On Thursday, March 20, 2014 01:45:21 PM Junio C Hamano wrote:
There hasn't been any argument for this patch, either.
It is not like we are still in year 2007; timing result in a small
project like Git itself is not a good enough argument to change a
well established default at this late in the game, especially when
there are ways like command line options for users to specify their
preferred settings.
The main reason why I submitted it is because the current behavior is very
unintuitive when you split big files into smaller ones. Like the one that was
done in 2cf565c.
If you do:
$ git checkout 2cf565c
$ git blame -C -C -C -M Documentation/git-ls-files.txt
then blame will not be able to detect any moves, even though big chunks have
been moved without whitespace changes.

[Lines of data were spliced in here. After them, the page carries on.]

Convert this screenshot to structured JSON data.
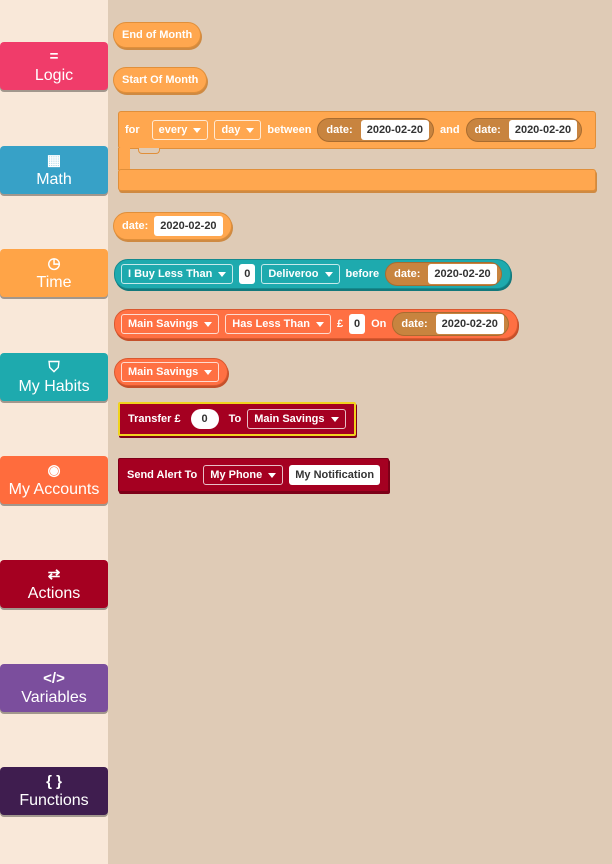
{
  "sidebar": {
    "categories": [
      {
        "label": "Logic",
        "icon": "=",
        "color": "#f03c6a"
      },
      {
        "label": "Math",
        "icon": "▦",
        "color": "#37a1c7"
      },
      {
        "label": "Time",
        "icon": "◷",
        "color": "#ffa447"
      },
      {
        "label": "My Habits",
        "icon": "⛉",
        "color": "#1eaaae"
      },
      {
        "label": "My Accounts",
        "icon": "◉",
        "color": "#ff6c3d"
      },
      {
        "label": "Actions",
        "icon": "⇄",
        "color": "#a50021"
      },
      {
        "label": "Variables",
        "icon": "</>",
        "color": "#7b4e9d"
      },
      {
        "label": "Functions",
        "icon": "{ }",
        "color": "#3f1d4f"
      }
    ]
  },
  "blocks": {
    "end_of_month": "End of Month",
    "start_of_month": "Start Of Month",
    "loop": {
      "for": "for",
      "every": "every",
      "day": "day",
      "between": "between",
      "and": "and",
      "date_label": "date:",
      "date1": "2020-02-20",
      "date2": "2020-02-20"
    },
    "date_block": {
      "label": "date:",
      "value": "2020-02-20"
    },
    "habit": {
      "condition": "I Buy Less Than",
      "amount": "0",
      "merchant": "Deliveroo",
      "before": "before",
      "date_label": "date:",
      "date": "2020-02-20"
    },
    "account_cond": {
      "account": "Main Savings",
      "condition": "Has Less Than",
      "currency": "£",
      "amount": "0",
      "on": "On",
      "date_label": "date:",
      "date": "2020-02-20"
    },
    "account": "Main Savings",
    "transfer": {
      "label": "Transfer £",
      "amount": "0",
      "to": "To",
      "account": "Main Savings"
    },
    "alert": {
      "label": "Send Alert To",
      "device": "My Phone",
      "message": "My Notification"
    }
  }
}
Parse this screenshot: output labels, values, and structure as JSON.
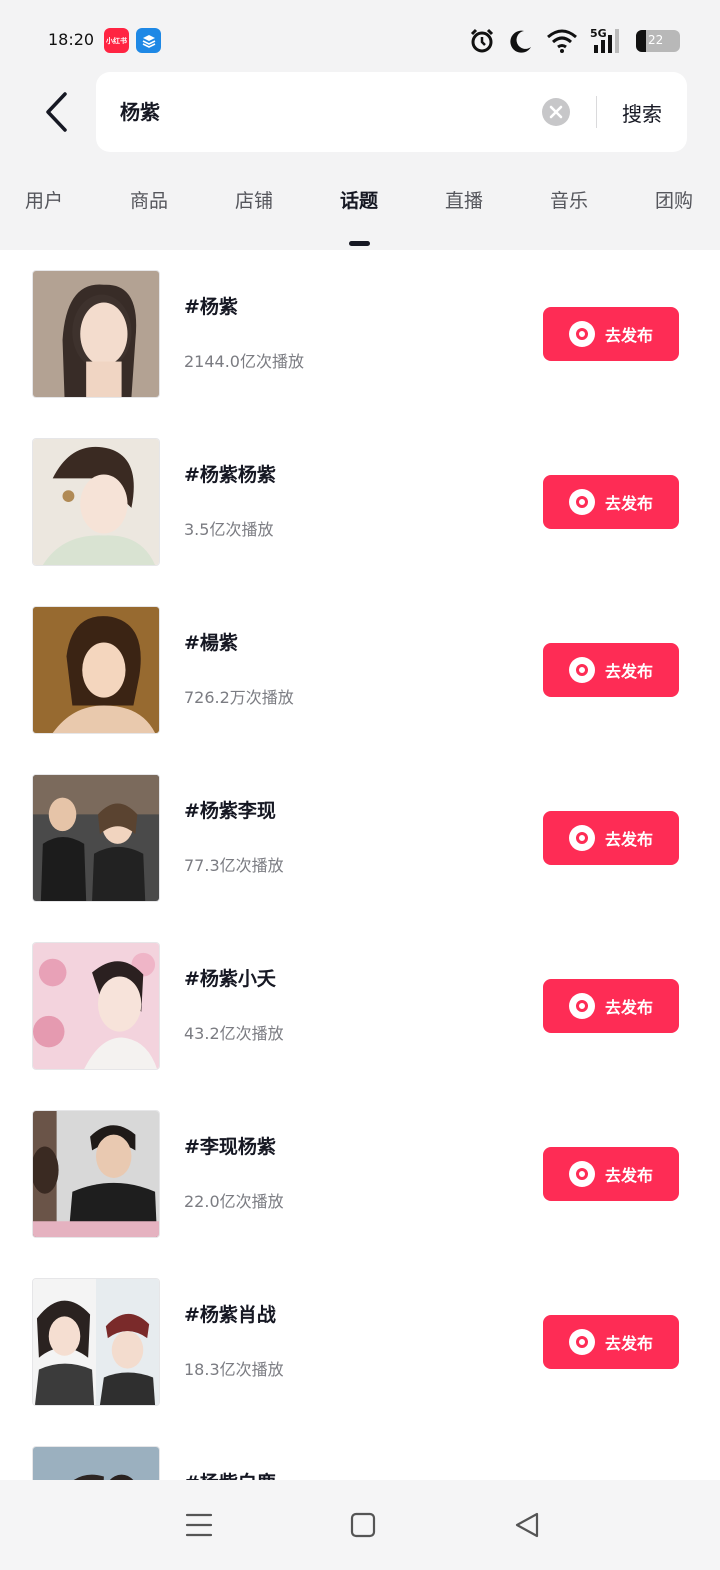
{
  "status_bar": {
    "time": "18:20",
    "apps": [
      {
        "name": "xiaohongshu",
        "label": "小红书",
        "color": "#ff2442"
      },
      {
        "name": "layers-app",
        "label": "",
        "color": "#1e88e5"
      }
    ],
    "icons": [
      "alarm-icon",
      "moon-icon",
      "wifi-icon",
      "signal-5g-icon",
      "battery-icon"
    ],
    "network": "5G",
    "battery": "22",
    "battery_level": 0.22
  },
  "search": {
    "query": "杨紫",
    "button_label": "搜索"
  },
  "tabs": [
    {
      "label": "用户",
      "active": false
    },
    {
      "label": "商品",
      "active": false
    },
    {
      "label": "店铺",
      "active": false
    },
    {
      "label": "话题",
      "active": true
    },
    {
      "label": "直播",
      "active": false
    },
    {
      "label": "音乐",
      "active": false
    },
    {
      "label": "团购",
      "active": false
    }
  ],
  "topics": [
    {
      "title": "#杨紫",
      "views": "2144.0亿次播放",
      "button": "去发布"
    },
    {
      "title": "#杨紫杨紫",
      "views": "3.5亿次播放",
      "button": "去发布"
    },
    {
      "title": "#楊紫",
      "views": "726.2万次播放",
      "button": "去发布"
    },
    {
      "title": "#杨紫李现",
      "views": "77.3亿次播放",
      "button": "去发布"
    },
    {
      "title": "#杨紫小夭",
      "views": "43.2亿次播放",
      "button": "去发布"
    },
    {
      "title": "#李现杨紫",
      "views": "22.0亿次播放",
      "button": "去发布"
    },
    {
      "title": "#杨紫肖战",
      "views": "18.3亿次播放",
      "button": "去发布"
    },
    {
      "title": "#杨紫白鹿",
      "views": "",
      "button": ""
    }
  ],
  "colors": {
    "accent": "#fe2c55",
    "top_background": "#f3f3f4",
    "text_primary": "#161823",
    "text_secondary": "#7b7c82"
  },
  "nav": [
    "menu-icon",
    "home-icon",
    "back-triangle-icon"
  ]
}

Worse is that if you do
$ git gui blame Documentation/git-ls-files.txt
then that won't see any movies either, and there is no way to make git gui
blame use --minimal.
I spent a lot of time at $work trying to code-review a big split like this,
wondering why git gui blame and git blame -C -C -C -M couldn't detect
moves when complete functions had been moved with no changes (not even
whitespace). So by making it default it will hopefully help someone else from
losing time investigating this.
It wasn't until I did a bisect on git, finding 582aa00 and later googling for
XDF_NEED_MINIMAL to find 059a500, that I found out about --minimal. Which is
not documented anywhere.
I guess it can be argued for just documenting --minimal and either patching
git gui blame to use it, or make it configurable. However I think the
current default is really confusing, and the reason for changing it back in
2007 was for performance, so that was what I tried to focus on, hopefully
showing that there aren't any noticeable differences.